Roughly how many subsets of $[n]:=\{1,2,\ldots,n\}$ have the property that the sum of the reciprocals of the members in that subset is less than $x$? Let $\ n\ $ be a large positive integer, and let $\ 0 < x < \displaystyle\sum_{k=1}^{n} \frac{1}{k}.\ $ Approximately how many subsets of $\ [n]:= \{ 1,2,\ldots,n\}\ $ have the property that the sum of the reciprocals (of the members in that subset) is less than $x$ ?
 A: This is just a partial answer, which is too long for a comment.
The question can be equivalently formulated as: given iid Bernoulli random variables $\varepsilon_k$, $k\ge1$, with $\mathrm P(\varepsilon_k = 1) = \mathrm P(\varepsilon_k = 0) = \frac12$, what is the probability that
$$
S_n := \sum_{k=1}^n \frac{\varepsilon_k}k <x?
$$
Writing
$$
S_n \approx \frac{\log n}2 + \sum_{k=1}^n \frac{\varepsilon_k-1/2}{k}
$$
and observing that the series $\zeta :=\sum_{k=1}^\infty \frac{\varepsilon_k-1/2}{k}$ converges by Kolmogorov's one series theorem, we get that $\mathrm{P}(S_n<x)\approx 1$ for $x\gg \frac{\log n}2$, and $\mathrm{P}\left(S_n<\frac{\log n}2 +t \right)\to  \mathrm P(\zeta<t)$ for every $t\in \mathbb R$. The distribution of $\zeta$ is studied in Random Harmonic Series by Byron Schmuland.
So the most interesting case is $x\ll \frac{\log n}2$, where we do know that $\mathrm{P}(S_n<x)\approx 0$, but this does not tell a lot about the number of sums (which can be anything negligible compared to $2^n$).
A: This is mainly a comment which is too long to fit as such.
Since the harmonic numbers themselves satisfy that
$$ H_n = \log(n)+ \gamma + o(n) $$
I agree with zhoraster that the interesting case must be $x<< \log(n)$.
To try and understand zhorasters $\zeta$-variable I used the following Python script
def brute_count(n):
        results=[]
        for sample in subset_generator(n):
            results.append(sum([1/x for x in sample]))
        results.sort()
        return results

def subset_generator(n):
    universe = list(range(1,n+1))
    subsets=[[]]
    for elt in universe:
        subsets += [s+[elt] for s in subsets]
    return subsets

I get a sorted list of all conceivable sums arising as described in the question for reasonably sized $n$. Now if the $i$-th element in this list has size $y$ that would mean that there are $i$ partial sums with value less than or equal to $y$. In other words the plot
ln14=brute_count(14)  
plt.plot(ln14,range(1,16385));plt.savefig("image.png") 

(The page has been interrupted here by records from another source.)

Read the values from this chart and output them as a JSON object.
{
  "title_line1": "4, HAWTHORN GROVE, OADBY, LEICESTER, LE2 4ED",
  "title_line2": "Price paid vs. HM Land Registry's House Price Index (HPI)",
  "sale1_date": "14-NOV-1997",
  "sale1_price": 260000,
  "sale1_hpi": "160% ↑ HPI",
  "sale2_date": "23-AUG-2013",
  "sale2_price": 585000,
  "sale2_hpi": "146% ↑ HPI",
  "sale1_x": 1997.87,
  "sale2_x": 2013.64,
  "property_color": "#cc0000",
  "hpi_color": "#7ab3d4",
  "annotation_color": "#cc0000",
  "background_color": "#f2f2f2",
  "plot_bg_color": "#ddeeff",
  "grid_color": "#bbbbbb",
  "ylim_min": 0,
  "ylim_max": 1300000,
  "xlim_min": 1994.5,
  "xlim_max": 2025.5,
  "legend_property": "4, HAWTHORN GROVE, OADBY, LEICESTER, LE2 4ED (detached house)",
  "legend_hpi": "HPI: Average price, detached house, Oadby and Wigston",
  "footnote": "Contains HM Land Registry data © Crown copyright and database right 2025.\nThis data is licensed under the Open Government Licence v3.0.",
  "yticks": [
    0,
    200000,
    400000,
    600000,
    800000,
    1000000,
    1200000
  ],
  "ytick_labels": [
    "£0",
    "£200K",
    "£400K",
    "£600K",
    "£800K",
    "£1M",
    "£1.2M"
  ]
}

corresponds to the function
$$ x \ \mapsto \ \#\{ I \in \{1,\ldots,n\} \ | \ \sum_{l \in I} \frac{1}{l} < x \ \}.$$
for $n=14$. For $n$ going to $\infty$ this function should - by the law of large numbers - converge pointwise to
$$ x \ \mapsto \ 2^n\cdot P(S_n<x)$$
The plot is as follows 
If we normalize our function as follows
>>> plt.plot([(l-h14/2)/(h14/2) for l in ln14],[l*1/16384 for l in range(1,16385)])

(where h14 is $H_{14}$) we get

Up to a few additional normalizations this should correspond to zhorasters $\zeta$-variable.
I have tried to compare this to a few standard cumulative distribution functions appropriately normalized, but didnt really convince myself. Eitherway I think it should be possible to calculate the moments of the distribution corresponding to l14 numerically, and if these can be recognized as being very close to rational numbers of small height or something similar, then perhaps you can make a conjecture about the distribution $S_n$ in the interesting range, redo the calculation for larger $n$ and then test it.